人說亂世莫訴兒女情,其實亂世兒女情更深
最近十點君看到一條消息:《新龍門客棧》要翻拍成電視劇。
我這心裡立馬就咯噔一下。
但等十點君再看到下面這兩句話,我差點就氣笑了。
臉真大,這話都敢寫。
總之千言無語彙成一句話:跪求放過!
作者:小丑
來源:庫布里克的小丑(ID:joker-movie)
經作者授權發布
90年代,是徐克創作的巔峰期。
那時候的徐克,怎樣出手都能贏得滿堂喝彩。
翻拍《黃飛鴻》,顛覆舊版套路,徐克創造了又一經典;
改編《笑傲江湖》,徐克的天馬行空雖惹來金庸不滿,但卻成為另一武俠標杆。
最近因為《擺渡人》,名導監製作品又引來觀眾質疑。
但當年不是這樣的,拿徐克巔峰期來說,他監製的作品,基本成為經典。
甚至,這些作品,雖然徐克署名監製,卻被影迷們認為是徐克作品。
這其中就包括了《倩女幽魂》系列,《笑傲江湖》系列。
以及:徐克監製,李惠民導演的《新龍門客棧》。
這又是一部翻拍電影。
和胡金銓舊版不同的是:徐克為它注入了現代視角。
舊版《龍門客棧》,有著濃烈的中國古典韻味,而徐克的《新龍門客棧》,故事的形卻是西化的。

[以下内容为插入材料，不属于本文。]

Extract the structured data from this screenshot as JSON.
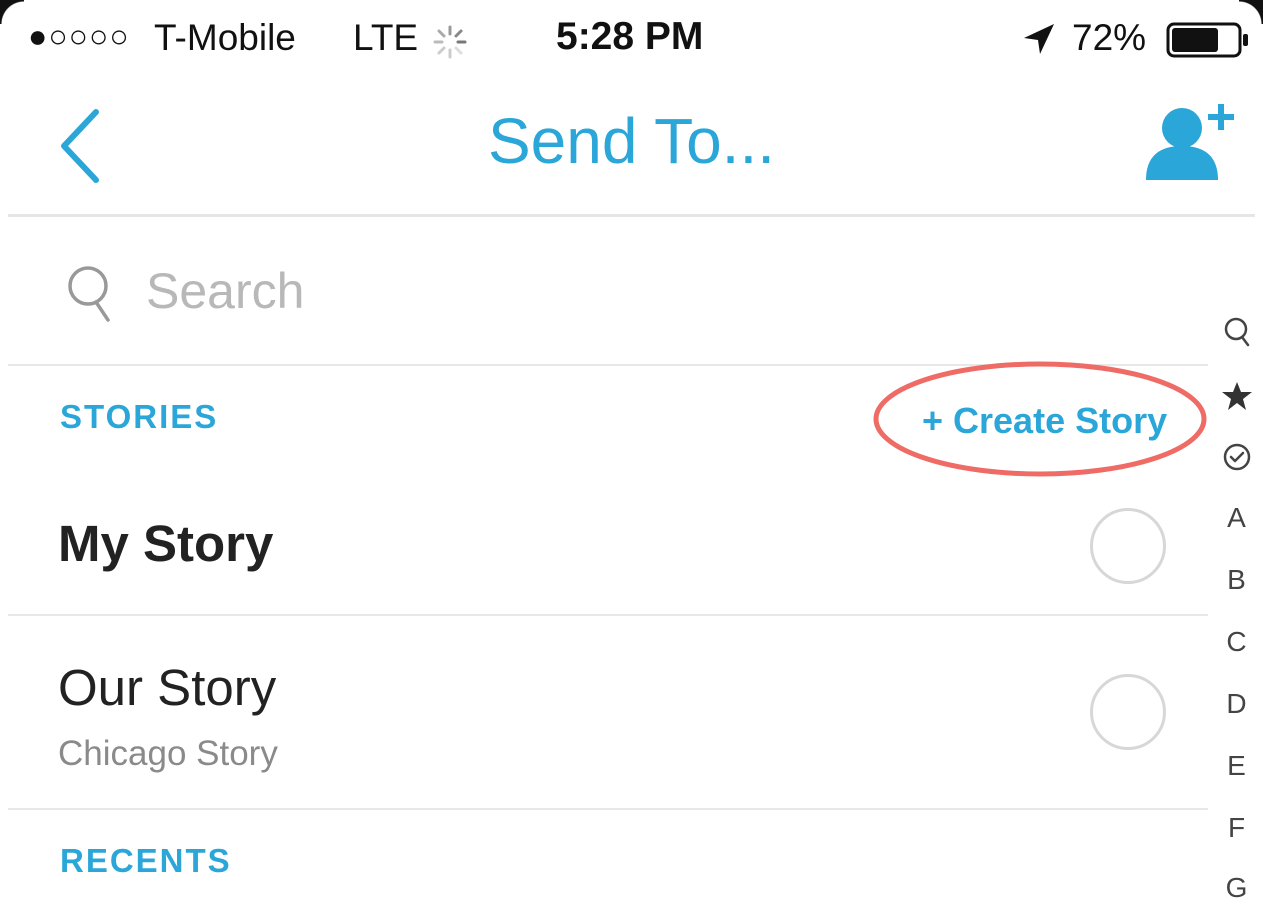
{
  "status_bar": {
    "signal": "●○○○○",
    "carrier": "T-Mobile",
    "network": "LTE",
    "activity_icon": "spinner-icon",
    "time": "5:28 PM",
    "location_icon": "location-arrow-icon",
    "battery_percent": "72%",
    "battery_level": 0.72,
    "battery_icon": "battery-icon"
  },
  "header": {
    "back_icon": "chevron-left-icon",
    "title": "Send To...",
    "add_friend_icon": "add-friend-icon"
  },
  "search": {
    "placeholder": "Search",
    "icon": "search-icon"
  },
  "stories": {
    "label": "STORIES",
    "create_label": "+ Create Story",
    "items": [
      {
        "title": "My Story",
        "subtitle": ""
      },
      {
        "title": "Our Story",
        "subtitle": "Chicago Story"
      }
    ]
  },
  "recents": {
    "label": "RECENTS"
  },
  "index_bar": {
    "icons": [
      "search-icon",
      "star-icon",
      "clock-check-icon"
    ],
    "letters": [
      "A",
      "B",
      "C",
      "D",
      "E",
      "F",
      "G"
    ]
  },
  "colors": {
    "accent": "#2aa6d8",
    "highlight": "#ef6b66",
    "text": "#222222",
    "muted": "#8a8a8a"
  }
}
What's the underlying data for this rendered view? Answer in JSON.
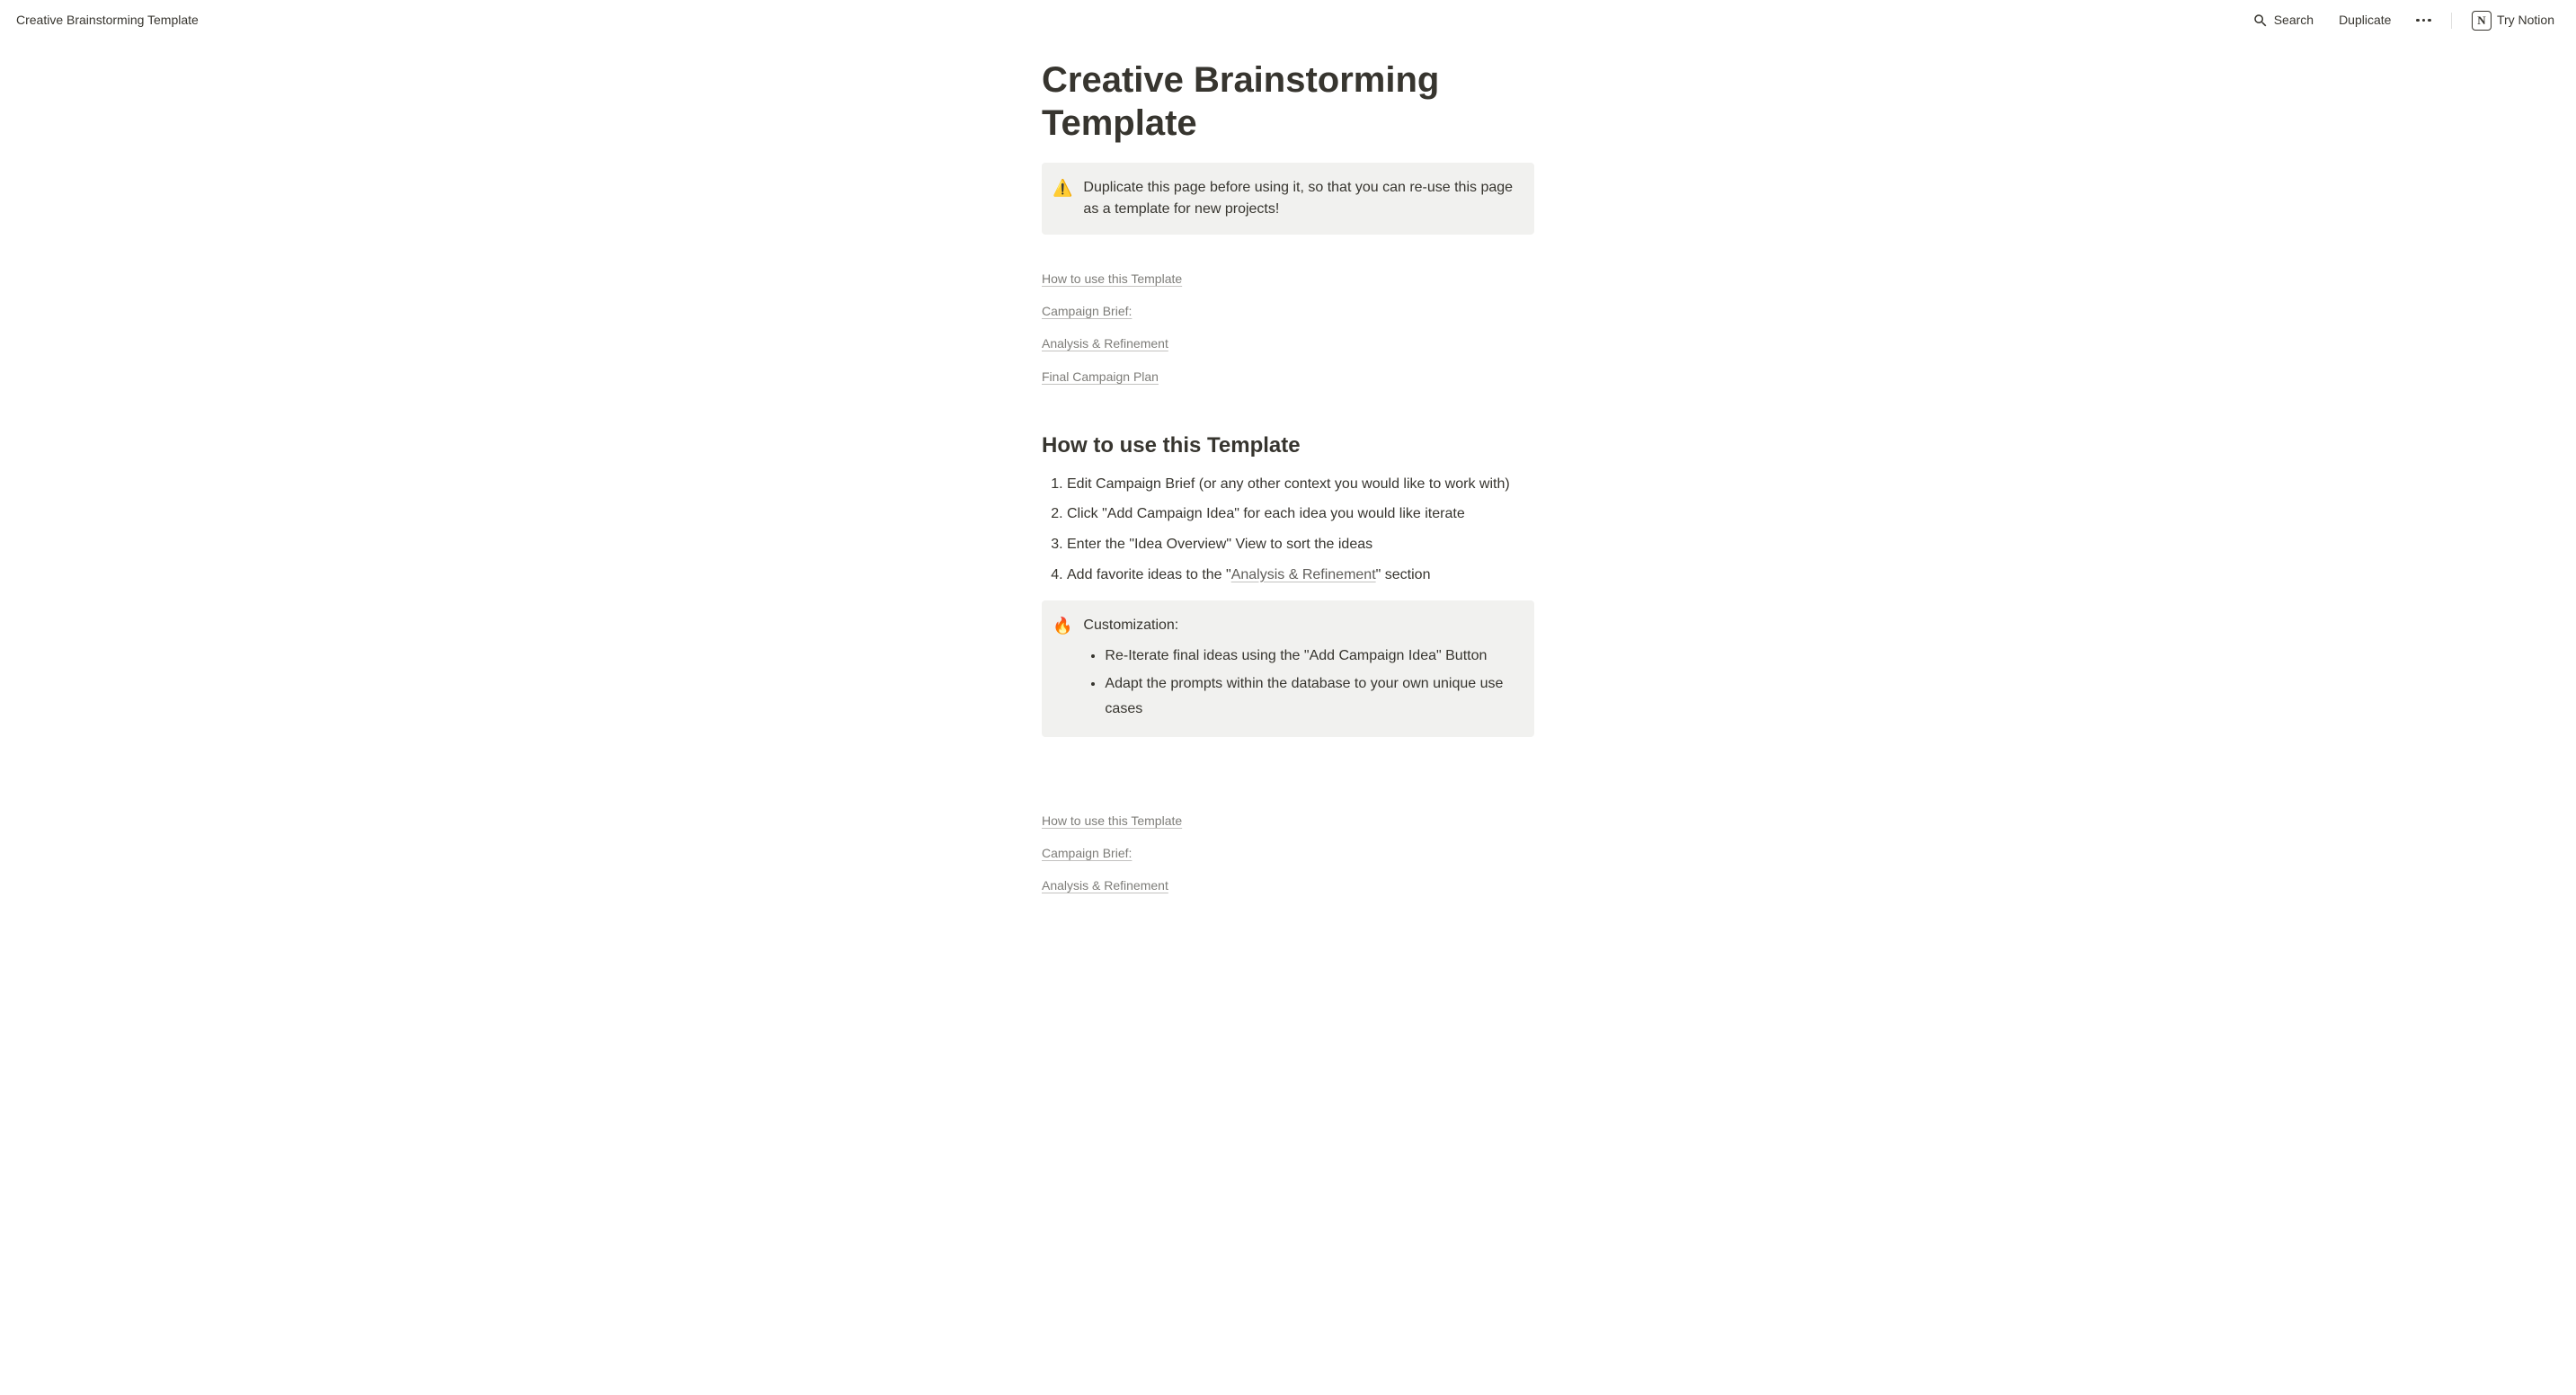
{
  "topbar": {
    "breadcrumb": "Creative Brainstorming Template",
    "search_label": "Search",
    "duplicate_label": "Duplicate",
    "try_notion_label": "Try Notion"
  },
  "page": {
    "title": "Creative Brainstorming Template"
  },
  "callout_warning": {
    "icon": "⚠️",
    "text": "Duplicate this page before using it, so that you can re-use this page as a template for new projects!"
  },
  "toc1": {
    "items": [
      "How to use this Template",
      "Campaign Brief:",
      "Analysis & Refinement",
      "Final Campaign Plan"
    ]
  },
  "section_howto": {
    "heading": "How to use this Template",
    "steps": [
      "Edit Campaign Brief (or any other context you would like to work with)",
      "Click \"Add Campaign Idea\" for each idea you would like iterate",
      "Enter the \"Idea Overview\" View to sort the ideas"
    ],
    "step4_prefix": "Add favorite ideas to the \"",
    "step4_link": "Analysis & Refinement",
    "step4_suffix": "\" section"
  },
  "callout_customization": {
    "icon": "🔥",
    "heading": "Customization:",
    "bullets": [
      "Re-Iterate final ideas using the \"Add Campaign Idea\" Button",
      "Adapt the prompts within the database to your own unique use cases"
    ]
  },
  "toc2": {
    "items": [
      "How to use this Template",
      "Campaign Brief:",
      "Analysis & Refinement"
    ]
  }
}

如果簡單敘述故事脈絡,那麼《新龍門客棧》就像西部片一樣:
一個大漠中的客棧,由於一群外來人的闖入,打破了這裡的結構,引起了事端。
可這樣的故事脈絡卻只是形,意境完全是中國武俠的。
比如打鬥場面,較多的是靠剪輯,拍出武俠中那種快和凌厲。
林青霞扮演的邱莫言,在客棧中一抬手,劍已出鞘。
牆邊三個人的還沒緩過驚嚇,邱莫言已瀟洒迅速地將劍歸鞘,人卻依然沒有離開凳子。
武俠的意到了,適當的誇張也是可以讓人接受的。
而且,在那個被評價為「儘是過火,儘是癲狂」的港片黃金年代,觀眾也被港片養成了某種觀影習慣。
比如,我就很喜歡看武俠片中這樣的飛:
借力打力,躍出極遠的地方。
從高處輕功躍下,踩上馬背,順手解決一群對手。
甚至,情緒到了一定的地方,有些點就無足輕重。
比如最後這段,周淮安從流沙中躍起,與此同時,流沙中的邱莫言被刺了一劍。
此時,躍到半空的周淮安驚呼道「莫言」,接著直接在空中變道,劍刺向曹少欽。
這樣的段落,如果用的不恰當,按今天的說法,就極可能被吐槽。
這部在甘肅沙漠中取景的武俠片,其實是最早的合拍片之一,在90年代初,那樣的拍攝條件可想而知。
吳思遠回憶道當時的演員條件:
風吹來大家沒地方躲,只好面對面靠在一起,用背擋沙子。一陣風過去,嘴巴、鼻子里全都是沙子。晚上回賓館洗完澡,甩甩胳膊,搖搖腦袋,還是有很多沙子掉下來,根本洗不幹凈。
而林青霞在拍攝之時,被竹子打到眼睛,導致眼膜破裂。
忍痛拍完的林青霞,當天晚上便在酒店疼到哭。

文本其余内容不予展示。